Sport is meant to unite people instead of dividing them. This is the noble idea behind the International Olympic Committee’s (IOC) proposal to allow athletes from Russia and Belarus to return to international competition under a neutral flag. It is no secret that this is primarily about the 2024 Olympic Games in Paris, for which qualifying events begin in the next few months.
Ukraine’s reaction to this initiative was as harsh as it was predictable. President Volodymyr Zelenskyy said that only after Russia stops prosecuting its war and committing acts of terrorism could the idea be discussed. Former Olympic champion Vladimir Klitschko called for the ban to be upheld.
Nonetheless, IOC President Thomas Bach has said he “senses” that there is “a global, huge majority” in favor of the idea. And indeed, there are some voices from the West that welcome this openness. Andreas Michelmann, the president of the German Handball Association (DHB) described the initiative as “understandable.”As early as the start of December, a spokeswoman for the US National Olympic Committee expressed her cautious approval.
Seriously? Ukrainian athletes are to be asked to compete against athletes from Russia directly under the Olympic rings – in “peaceful competition,” as the IOC puts it? All while bombs continue to rain down on friends and family back home? This is what it all comes down to at the end of the day, even if the athletes from Belarus and Russia would have to continue competing under a neutral flag. A cursory look back at the Beijing Winter Games shows that this was more window dressing than anything else. Russian national colors were on display for all to see at the closing ceremony.
Immediately after the Games, several Russian Olympic athletes allowed themselves to be used for President Putin’s war propaganda. Sport and the state have always been more closely linked there than elsewhere. This has been particularly evident since the scandal surrounding Moscow’s state doping program. That also showed how seriously Russia takes its Olympic values. The extensive exclusion of its athletes from international competitions is therefore harsh but correct.
If we look at the individual, the picture becomes more differentiated. Like the IOC, DHB boss Michelmann argues that one cannot “hold athletes responsible for the politics of their country.” In theory, this is correct, but in practice it turns out to be an insoluble problem.
When it came to allowing Russian athletes to return to competition after the doping affair, the IOC was at least able to point to hard facts such as verifiable tests and laboratory results.

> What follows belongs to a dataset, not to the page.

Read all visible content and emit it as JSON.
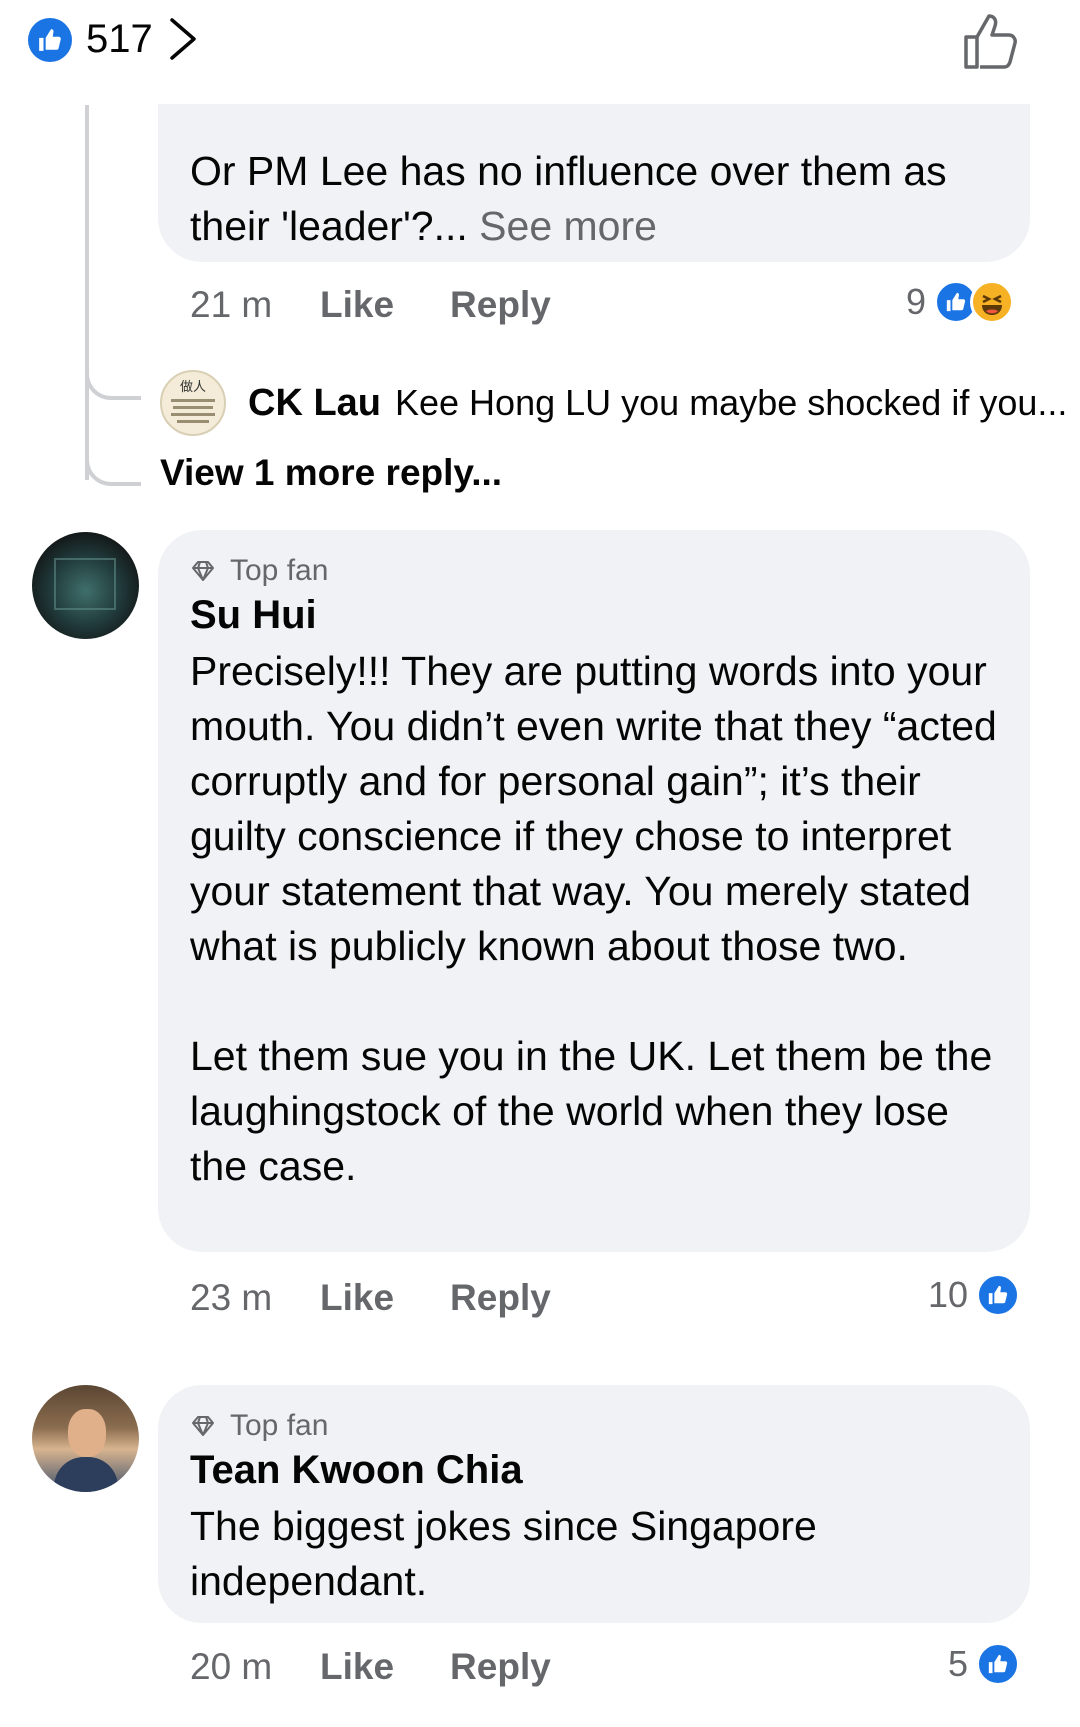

This isn’t possible when it comes to the war on Ukraine.
After all, some Russian athletes, such as Washington Capitals star Alexander Ovechkin, openly support Putin, even though they have lived abroad for years. At the same time, there are also those who cautiously speak out against the war – such as tennis star Alexander Rublev. The existing collective punishment affects everyone and is therefore tricky. At the end of the day, though, it is right – because regardless of the political stance of the individual, the Kremlin would use any sporting successes for propaganda purposes and thus strengthen its position in the war.
To be clear, sport always provides a stage. Just a few days ago, a Ukrainian and a “neutral” athlete from Russia faced each other at the Australian Open. Spectators in the stands cheered with Russian flags and a portrait of Putin – garnering worldwide attention. Afterwards, the organizers felt compelled to ban the Russian flag – thus denying Putin supporters this public platform as quickly as possible.
IOC President Bach has also played the human rights card, saying special rapporteurs at the UN Human Rights Council have expressed concerns. Excluding an athlete “because of a passport or place of birth” amounts to a violation of the ban on discrimination, so the argument goes. But can there really be there any comparison between the pain caused by discriminating against a Russian athlete and that caused by Russian military attacks on Ukrainian civilians?
There is simply no comparison in terms of the suffering caused. Banning an individual because of his origin is unfair, no question. And this should end as soon as possible. But now is definitely not the time.
This article was adapted from German.